In March of last year, Apple created the ResearchKit, a medical platform which turns the iPhone into a diagnostic tool for clinical trials and studies. It allows companies wishing to perform trials to team up easily with those wishing to participate. Recently, GlaxoSmithKline announced itself as the first ever partner for the clinical trials, as it will be conducting a study on rheumatoid arthritis.
The open source software (ResearchKit) will also be able to record participants’ movement through sensors where it will ask them to do guided hand motions. This will give researchers a better idea of mobility without simply relying on self-reported data.
GlaxoSmithKline has stated that the app will hopefully help reduce the cost of gathering data for a study, as typically patients will have to travel to a central location even to self-report.

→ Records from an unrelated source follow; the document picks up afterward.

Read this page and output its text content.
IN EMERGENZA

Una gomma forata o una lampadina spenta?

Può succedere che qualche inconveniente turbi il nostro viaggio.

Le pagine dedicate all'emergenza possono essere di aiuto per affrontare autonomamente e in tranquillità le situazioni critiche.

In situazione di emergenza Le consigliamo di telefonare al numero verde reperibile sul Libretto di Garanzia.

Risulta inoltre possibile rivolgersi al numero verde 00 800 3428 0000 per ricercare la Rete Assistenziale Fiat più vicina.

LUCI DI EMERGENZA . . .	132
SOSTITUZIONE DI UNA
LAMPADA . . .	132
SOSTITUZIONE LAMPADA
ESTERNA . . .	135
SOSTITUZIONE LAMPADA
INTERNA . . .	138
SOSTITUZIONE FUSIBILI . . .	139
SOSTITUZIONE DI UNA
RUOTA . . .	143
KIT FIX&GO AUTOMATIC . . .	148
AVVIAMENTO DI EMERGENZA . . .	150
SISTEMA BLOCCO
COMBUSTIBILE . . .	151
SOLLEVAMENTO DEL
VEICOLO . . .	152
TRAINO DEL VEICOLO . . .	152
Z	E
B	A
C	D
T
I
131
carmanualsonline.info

Most companies are responsible for paying the patients’ travel fare, which can add up for them.
Rob DiCicco, GSK’s head of clinical innovation and digital platforms, said:
“Certainly you’ve also taken out the site costs, and the costs of having nurses and physicians explaining the studies to them and recording information. One thing we’ll learn is whether we made [the app] compelling enough to make you want to interact with it every day.”

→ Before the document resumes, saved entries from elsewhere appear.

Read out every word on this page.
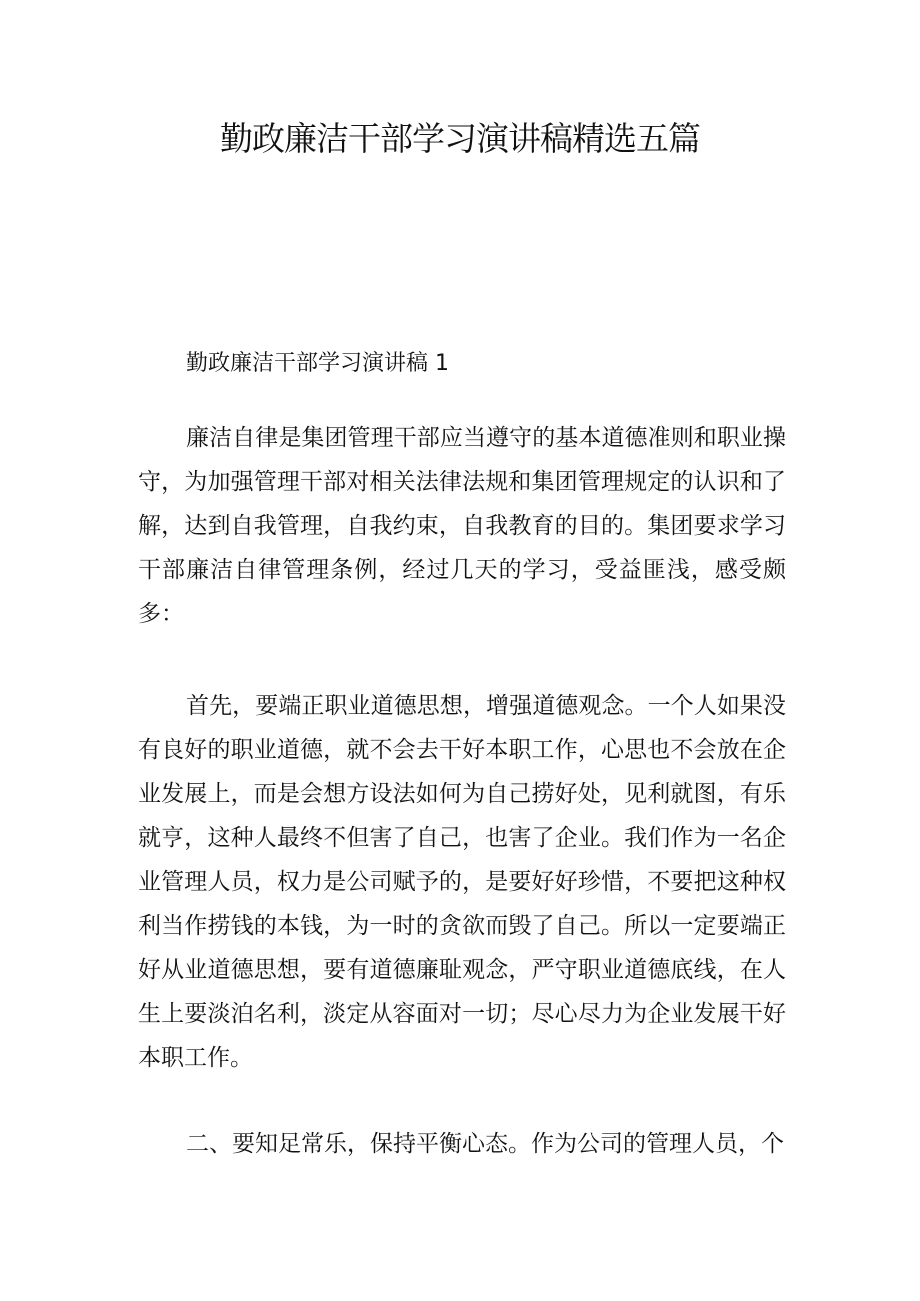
勤政廉洁干部学习演讲稿精选五篇

勤政廉洁干部学习演讲稿 1

廉洁自律是集团管理干部应当遵守的基本道德准则和职业操守，为加强管理干部对相关法律法规和集团管理规定的认识和了解，达到自我管理，自我约束，自我教育的目的。集团要求学习干部廉洁自律管理条例，经过几天的学习，受益匪浅，感受颇多：

首先，要端正职业道德思想，增强道德观念。一个人如果没有良好的职业道德，就不会去干好本职工作，心思也不会放在企业发展上，而是会想方设法如何为自己捞好处，见利就图，有乐就亨，这种人最终不但害了自己，也害了企业。我们作为一名企业管理人员，权力是公司赋予的，是要好好珍惜，不要把这种权利当作捞钱的本钱，为一时的贪欲而毁了自己。所以一定要端正好从业道德思想，要有道德廉耻观念，严守职业道德底线，在人生上要淡泊名利，淡定从容面对一切；尽心尽力为企业发展干好本职工作。

二、要知足常乐，保持平衡心态。作为公司的管理人员，个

Recently, Stanford University took advantage of the new framework, putting together a study of 11,000 participants in just one day. This would have previously been impossible without the introduction of ResearchKit. Apple hopes this will introduce itself as a major player in health technologies and provide solutions for hospitals and clinics.
DiCicco also stated:
By making research as easy and accessible as possible for patients, we have the potential to disrupt the model for how we conduct research in the future and ultimately improve patient health.”
While the app is free, there is one large barrier to participating in the study: you must be able to afford an iPhone.